VI

Cristina salió de su corta enfermedad más fresca y más bella de lo que jamás lo había estado; durante los días de su indisposición había recibido tales pruebas del ardiente amor del Marqués, que casi la bendecía por habérselas proporcionado.

En efecto: aquel amor primero, último y único del Marqués—pues á su esposa no había llegado á amarla,—rayaba á una altura de la que no hay muchos ejemplos en nuestra gastada sociedad; desenvolvióse en el corazón de aquel hombre un raudal inmenso de ternura hasta entonces comprimido y mudo por falta de objeto.

Era Mr. de Montbar uno de esos hombres cuyo exquisito y delicado organismo no consiente excesos groseros y que no viven fuera de un círculo noble y elevado: cuando este círculo se estrecha ó desaparece, se repliegan en sí mismos, se aislan y enmudecen, retirándose del camino de los vivos.

Tal sucedió al Marqués: Cristina, como un ángel de luz, vino á sacarle del purgatorio de su dolor, y le llevó á regiones espléndidas, serenas, llenas de esplendor y de gloria y para él desconocidas.

Con el amante revivió el hombre; el hombre de talento, de instrucción, de elevada inteligencia.

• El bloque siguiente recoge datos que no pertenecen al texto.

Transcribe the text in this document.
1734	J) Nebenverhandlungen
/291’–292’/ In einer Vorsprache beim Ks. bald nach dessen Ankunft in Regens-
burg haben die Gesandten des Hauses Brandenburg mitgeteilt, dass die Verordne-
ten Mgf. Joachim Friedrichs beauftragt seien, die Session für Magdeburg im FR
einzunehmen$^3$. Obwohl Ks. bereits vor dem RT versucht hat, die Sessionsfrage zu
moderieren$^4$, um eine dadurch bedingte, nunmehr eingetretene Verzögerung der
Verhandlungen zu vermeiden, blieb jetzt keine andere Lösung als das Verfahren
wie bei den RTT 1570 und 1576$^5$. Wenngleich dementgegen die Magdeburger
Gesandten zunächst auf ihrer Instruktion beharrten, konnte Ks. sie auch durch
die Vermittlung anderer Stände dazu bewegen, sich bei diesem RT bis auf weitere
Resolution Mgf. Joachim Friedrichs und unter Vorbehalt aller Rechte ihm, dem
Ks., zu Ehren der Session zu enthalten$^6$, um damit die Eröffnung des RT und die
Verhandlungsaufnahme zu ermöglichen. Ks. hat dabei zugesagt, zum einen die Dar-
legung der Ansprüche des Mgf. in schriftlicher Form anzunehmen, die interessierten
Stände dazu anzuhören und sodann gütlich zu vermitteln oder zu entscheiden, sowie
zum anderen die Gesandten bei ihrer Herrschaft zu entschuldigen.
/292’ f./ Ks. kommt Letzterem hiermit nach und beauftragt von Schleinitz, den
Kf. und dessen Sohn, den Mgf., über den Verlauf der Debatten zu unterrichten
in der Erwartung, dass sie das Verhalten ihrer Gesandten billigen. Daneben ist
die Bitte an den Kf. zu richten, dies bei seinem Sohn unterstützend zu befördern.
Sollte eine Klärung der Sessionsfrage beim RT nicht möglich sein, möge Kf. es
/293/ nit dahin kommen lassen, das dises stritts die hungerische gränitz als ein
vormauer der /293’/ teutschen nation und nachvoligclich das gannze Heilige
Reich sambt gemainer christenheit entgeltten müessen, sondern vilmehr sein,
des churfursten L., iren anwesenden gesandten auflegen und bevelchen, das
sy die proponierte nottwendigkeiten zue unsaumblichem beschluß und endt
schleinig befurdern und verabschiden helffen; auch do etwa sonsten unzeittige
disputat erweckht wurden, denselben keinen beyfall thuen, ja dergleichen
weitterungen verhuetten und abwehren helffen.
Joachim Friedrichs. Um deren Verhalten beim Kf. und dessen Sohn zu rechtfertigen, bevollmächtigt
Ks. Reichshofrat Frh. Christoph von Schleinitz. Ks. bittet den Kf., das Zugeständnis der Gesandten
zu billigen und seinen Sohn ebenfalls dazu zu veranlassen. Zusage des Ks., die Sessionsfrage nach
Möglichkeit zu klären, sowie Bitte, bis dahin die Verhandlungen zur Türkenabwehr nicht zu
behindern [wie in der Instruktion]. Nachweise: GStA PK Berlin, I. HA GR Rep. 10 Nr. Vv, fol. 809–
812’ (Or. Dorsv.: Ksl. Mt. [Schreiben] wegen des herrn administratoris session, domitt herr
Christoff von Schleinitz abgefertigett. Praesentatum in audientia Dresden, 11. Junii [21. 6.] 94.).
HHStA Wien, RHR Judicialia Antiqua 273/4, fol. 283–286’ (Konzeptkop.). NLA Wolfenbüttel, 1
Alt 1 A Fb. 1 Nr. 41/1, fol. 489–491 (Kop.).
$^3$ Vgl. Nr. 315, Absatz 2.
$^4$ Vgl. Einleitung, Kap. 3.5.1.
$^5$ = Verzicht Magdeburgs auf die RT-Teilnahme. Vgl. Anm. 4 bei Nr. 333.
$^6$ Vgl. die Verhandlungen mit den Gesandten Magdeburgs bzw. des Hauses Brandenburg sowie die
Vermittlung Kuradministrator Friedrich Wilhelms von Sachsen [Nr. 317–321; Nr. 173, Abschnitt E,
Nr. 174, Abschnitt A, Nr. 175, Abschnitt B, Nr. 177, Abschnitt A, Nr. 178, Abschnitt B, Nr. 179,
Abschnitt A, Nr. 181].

Cristina era para él el supremo bien: sin ella nada concebía; se imaginaba perderla porque se deshiciese su enlace, y caía en el caos, y la idea del no ser, del suicidio, llenaba su cabeza.

Extasiábase mirando su hermosura, aquella hermosura que participaba de la pureza de las vírgenes romanas y de la blandura de las vírgenes de Murillo; para cada perfección de Cristina, para cada una de sus bellezas, tenía él una adoración. Pasábase á veces largo rato mirando sus ojos, el corte de su frente, y la boca dulce y soñadora de la joven, y decía después á media voz:

—No, no hay ninguna como ella.

De esta suerte y aun antes de poseer á Cristina, se extasiaba en los delirios de una felicidad suprema.

Así pasaron otros cuatro meses; la Princesa se mostraba algunas veces en sociedad acompañada de las jóvenes y de sus futuros esposos.

En los salones todos los hombres miraban con envidia al Marqués y murmuraban:

—¡Qué dichoso es!

Todas las mujeres contemplaban á Cristina y decían:

—¡Feliz ella!

En tanto, Diana reía contenta como una cervatilla, y su grave prometido mecía la cabeza como desmintiendo melancólicamente aquellas predicciones de ventura.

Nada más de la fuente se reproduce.